Boosting Electrochemiluminescence of Carbon Nitrides via Molecular Capacitor‐Mediated Spatiotemporal Electron Coordination

Abstract Carbon nitride (CN) enables non‐toxicity, low cost, high quantum efficiency, and tunable spectrum. Nevertheless, there co‐exists a timescale mismatch among kinetic steps of electrochemiluminescence (ECL) and a spatial competition of electrons between radiative recombination and interfacial redox reactions. Herein, a spatiotemporal coordination strategy is reported to enhance Φ ECL of CN by molecular capacitor functionalization. Mechanism studies show the capacitor, consisting of N‐vacancies and −C≡N terminal groups, dynamically regulates electron capture and accumulation. Interestingly, the spatial confinement of accumulated electrons in molecular capacitors effectively enhances the radiative recombination probability.
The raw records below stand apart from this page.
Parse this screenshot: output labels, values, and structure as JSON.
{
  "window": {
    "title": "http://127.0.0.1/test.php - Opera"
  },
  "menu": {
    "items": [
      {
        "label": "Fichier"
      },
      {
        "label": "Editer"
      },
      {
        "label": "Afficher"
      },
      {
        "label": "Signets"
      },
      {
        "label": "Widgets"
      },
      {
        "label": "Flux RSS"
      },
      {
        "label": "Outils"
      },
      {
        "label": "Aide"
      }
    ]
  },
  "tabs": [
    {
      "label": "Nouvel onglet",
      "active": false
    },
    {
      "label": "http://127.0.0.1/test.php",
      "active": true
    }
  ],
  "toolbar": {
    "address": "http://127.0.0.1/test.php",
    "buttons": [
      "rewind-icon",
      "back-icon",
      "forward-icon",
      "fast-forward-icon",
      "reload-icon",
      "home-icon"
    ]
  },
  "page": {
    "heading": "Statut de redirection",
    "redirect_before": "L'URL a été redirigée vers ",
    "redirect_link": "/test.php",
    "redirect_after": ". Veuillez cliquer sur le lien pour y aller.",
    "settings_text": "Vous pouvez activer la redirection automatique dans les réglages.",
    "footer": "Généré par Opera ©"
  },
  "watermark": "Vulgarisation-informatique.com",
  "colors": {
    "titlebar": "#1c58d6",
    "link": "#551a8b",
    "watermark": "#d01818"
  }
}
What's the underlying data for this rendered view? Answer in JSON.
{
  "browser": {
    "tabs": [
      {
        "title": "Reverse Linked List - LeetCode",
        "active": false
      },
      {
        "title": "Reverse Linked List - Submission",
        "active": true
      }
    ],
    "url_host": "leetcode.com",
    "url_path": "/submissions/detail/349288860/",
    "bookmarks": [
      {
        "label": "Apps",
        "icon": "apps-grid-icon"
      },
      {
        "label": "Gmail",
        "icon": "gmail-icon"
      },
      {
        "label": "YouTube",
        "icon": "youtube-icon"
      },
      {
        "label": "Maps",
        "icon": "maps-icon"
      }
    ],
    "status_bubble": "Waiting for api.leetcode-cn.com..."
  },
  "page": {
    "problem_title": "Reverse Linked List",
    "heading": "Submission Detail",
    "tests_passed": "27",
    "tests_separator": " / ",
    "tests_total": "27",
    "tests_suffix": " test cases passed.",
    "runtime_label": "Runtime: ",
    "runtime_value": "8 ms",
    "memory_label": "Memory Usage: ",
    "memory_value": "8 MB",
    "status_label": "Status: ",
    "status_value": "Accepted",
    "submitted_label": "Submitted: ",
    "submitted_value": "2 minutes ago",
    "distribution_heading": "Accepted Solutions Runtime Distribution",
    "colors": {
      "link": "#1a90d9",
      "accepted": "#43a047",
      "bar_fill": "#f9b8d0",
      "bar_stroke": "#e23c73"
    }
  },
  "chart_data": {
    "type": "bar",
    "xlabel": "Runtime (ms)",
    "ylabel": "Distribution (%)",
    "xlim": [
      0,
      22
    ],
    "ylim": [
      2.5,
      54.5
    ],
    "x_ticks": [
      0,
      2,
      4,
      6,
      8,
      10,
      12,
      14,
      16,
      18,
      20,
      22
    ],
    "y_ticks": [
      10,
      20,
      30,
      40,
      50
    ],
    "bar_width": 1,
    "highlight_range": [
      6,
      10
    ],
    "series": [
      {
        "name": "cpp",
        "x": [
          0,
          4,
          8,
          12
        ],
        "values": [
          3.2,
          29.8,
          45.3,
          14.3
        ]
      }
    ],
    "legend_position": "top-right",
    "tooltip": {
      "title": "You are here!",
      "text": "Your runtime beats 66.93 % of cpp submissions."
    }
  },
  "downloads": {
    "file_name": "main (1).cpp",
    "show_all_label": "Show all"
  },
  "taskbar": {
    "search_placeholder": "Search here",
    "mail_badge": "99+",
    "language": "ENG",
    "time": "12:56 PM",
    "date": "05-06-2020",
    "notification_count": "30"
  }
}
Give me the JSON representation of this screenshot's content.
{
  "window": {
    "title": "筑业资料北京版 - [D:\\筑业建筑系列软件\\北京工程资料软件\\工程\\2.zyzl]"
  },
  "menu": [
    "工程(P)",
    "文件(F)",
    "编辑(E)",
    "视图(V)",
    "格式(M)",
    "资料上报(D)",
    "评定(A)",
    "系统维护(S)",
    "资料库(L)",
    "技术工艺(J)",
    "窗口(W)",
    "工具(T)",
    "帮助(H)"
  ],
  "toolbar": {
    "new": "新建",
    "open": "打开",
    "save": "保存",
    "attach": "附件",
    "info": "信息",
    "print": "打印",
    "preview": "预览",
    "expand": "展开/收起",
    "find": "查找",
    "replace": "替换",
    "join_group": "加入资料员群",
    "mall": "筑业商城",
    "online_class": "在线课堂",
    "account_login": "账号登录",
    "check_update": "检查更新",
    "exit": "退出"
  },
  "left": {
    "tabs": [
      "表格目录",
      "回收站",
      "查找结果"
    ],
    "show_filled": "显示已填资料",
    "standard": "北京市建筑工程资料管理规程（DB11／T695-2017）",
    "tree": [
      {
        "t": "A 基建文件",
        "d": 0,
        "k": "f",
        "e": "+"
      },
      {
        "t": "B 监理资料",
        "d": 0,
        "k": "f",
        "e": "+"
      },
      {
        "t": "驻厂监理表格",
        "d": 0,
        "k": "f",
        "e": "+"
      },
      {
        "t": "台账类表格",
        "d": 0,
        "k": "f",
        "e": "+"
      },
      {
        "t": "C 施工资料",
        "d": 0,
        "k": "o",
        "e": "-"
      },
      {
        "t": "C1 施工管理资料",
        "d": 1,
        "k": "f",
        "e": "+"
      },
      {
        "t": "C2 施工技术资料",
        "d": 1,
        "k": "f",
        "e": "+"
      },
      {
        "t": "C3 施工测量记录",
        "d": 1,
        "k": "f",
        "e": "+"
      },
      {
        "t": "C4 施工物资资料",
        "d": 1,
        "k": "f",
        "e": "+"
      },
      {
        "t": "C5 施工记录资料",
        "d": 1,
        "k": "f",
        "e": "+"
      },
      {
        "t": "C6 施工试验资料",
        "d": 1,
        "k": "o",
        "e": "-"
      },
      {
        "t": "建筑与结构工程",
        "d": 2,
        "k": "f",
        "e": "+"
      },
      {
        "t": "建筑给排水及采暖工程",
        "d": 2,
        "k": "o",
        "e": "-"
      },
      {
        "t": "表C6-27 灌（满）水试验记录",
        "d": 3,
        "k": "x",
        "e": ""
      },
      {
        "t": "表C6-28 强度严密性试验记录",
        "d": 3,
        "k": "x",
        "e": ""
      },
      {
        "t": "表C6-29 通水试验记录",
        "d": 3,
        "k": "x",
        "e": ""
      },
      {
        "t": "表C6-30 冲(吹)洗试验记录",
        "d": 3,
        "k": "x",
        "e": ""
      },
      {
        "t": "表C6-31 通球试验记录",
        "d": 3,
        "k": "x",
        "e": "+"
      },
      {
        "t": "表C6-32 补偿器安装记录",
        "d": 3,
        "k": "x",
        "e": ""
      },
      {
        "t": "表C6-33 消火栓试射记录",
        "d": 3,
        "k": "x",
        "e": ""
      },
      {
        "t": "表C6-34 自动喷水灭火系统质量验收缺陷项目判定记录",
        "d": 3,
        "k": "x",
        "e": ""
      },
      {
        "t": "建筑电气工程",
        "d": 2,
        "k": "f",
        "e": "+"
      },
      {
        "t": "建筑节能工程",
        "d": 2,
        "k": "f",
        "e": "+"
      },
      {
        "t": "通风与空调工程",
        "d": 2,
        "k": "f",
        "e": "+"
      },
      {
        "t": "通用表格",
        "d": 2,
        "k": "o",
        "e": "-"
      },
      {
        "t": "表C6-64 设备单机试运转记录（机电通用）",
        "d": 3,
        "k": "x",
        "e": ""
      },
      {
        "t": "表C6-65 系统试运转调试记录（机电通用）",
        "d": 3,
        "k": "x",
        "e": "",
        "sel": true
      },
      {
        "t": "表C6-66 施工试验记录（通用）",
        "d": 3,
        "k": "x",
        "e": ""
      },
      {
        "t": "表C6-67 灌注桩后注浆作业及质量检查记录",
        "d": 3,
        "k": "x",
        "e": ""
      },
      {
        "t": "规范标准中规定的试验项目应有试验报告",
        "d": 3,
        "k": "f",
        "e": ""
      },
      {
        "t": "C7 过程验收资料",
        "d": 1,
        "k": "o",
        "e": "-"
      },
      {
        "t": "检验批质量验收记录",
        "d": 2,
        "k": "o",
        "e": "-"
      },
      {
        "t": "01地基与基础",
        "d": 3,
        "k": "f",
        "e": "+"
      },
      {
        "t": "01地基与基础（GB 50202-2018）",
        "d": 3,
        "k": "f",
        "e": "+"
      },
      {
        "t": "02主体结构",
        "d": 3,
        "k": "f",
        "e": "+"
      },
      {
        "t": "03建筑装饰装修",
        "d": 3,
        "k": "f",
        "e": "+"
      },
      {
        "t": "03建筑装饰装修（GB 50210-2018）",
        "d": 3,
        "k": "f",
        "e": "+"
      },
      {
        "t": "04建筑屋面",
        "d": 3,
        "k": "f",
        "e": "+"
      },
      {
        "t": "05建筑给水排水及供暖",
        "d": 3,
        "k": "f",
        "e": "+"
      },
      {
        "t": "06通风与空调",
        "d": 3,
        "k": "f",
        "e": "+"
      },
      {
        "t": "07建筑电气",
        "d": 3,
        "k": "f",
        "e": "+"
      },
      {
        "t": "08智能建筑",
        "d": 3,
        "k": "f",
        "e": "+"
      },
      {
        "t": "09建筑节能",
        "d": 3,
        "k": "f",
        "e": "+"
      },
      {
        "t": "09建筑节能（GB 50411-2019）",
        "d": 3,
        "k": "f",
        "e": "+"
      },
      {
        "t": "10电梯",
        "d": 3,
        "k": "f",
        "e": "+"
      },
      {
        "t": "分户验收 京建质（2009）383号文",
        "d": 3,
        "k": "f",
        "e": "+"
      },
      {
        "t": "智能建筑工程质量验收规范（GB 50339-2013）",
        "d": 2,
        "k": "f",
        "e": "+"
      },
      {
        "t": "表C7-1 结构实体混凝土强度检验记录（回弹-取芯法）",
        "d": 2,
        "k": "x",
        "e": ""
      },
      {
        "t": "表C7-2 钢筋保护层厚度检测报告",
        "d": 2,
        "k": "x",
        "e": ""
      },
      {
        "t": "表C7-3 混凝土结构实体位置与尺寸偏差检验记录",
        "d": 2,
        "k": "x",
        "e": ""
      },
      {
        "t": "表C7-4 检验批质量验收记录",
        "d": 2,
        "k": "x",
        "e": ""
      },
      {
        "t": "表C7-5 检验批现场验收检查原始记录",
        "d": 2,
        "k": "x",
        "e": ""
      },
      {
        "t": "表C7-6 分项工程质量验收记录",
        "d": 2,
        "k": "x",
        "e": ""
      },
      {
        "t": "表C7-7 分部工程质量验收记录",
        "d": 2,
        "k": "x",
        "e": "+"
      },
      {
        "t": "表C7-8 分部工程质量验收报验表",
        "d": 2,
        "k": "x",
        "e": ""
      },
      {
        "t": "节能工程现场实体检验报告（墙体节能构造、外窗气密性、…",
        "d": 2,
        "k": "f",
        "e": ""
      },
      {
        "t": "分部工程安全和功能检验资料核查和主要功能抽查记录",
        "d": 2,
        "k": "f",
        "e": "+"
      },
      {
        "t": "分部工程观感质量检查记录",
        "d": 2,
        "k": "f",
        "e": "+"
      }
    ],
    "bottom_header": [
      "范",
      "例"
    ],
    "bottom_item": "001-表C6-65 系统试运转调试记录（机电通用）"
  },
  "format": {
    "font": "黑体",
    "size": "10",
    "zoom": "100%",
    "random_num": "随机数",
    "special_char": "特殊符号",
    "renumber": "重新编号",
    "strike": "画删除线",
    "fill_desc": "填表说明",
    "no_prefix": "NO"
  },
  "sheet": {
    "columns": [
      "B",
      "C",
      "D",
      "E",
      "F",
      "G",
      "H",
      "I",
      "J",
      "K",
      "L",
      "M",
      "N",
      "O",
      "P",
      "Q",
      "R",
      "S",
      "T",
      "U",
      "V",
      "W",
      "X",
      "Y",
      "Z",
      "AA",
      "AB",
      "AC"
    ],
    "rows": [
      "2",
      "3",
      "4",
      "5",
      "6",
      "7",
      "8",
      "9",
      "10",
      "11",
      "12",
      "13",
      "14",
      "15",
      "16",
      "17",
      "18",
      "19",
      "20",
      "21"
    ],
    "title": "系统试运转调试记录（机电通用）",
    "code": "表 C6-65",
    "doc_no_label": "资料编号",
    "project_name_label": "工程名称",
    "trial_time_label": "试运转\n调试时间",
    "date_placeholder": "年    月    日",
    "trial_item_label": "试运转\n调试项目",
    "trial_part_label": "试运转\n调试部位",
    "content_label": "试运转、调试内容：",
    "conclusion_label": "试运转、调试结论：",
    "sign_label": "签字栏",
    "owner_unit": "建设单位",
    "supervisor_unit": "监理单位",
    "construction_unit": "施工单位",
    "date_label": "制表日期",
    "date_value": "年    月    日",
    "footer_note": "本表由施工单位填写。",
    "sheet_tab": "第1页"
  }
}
Meanwhile, the accumulated electrons construct a new pathway for fast electron transport, and the relaxation of the accumulated electrons coordinates the electron transfer in bulk CN and redox reactions at the electrode surface on the µs‐ms timescale, establishing temporal coordination across multiple time domains. As a result, the Φ ECL of CN increases by up to 100 times, reaching 1480 times that of the standard Ru(bpy) 3 Cl 2 /K 2 S 2 O 8 system. Accordingly, compared to pristine CN, the as‐developed ECL sensors using CN with molecular capacitor functionalization demonstrate significantly improved performance in the visual detection of nitrite ions (a typical environmental pollutant), for example, a 3600 fold lower detection limit and a 3‐order of magnitude broader detection linear range.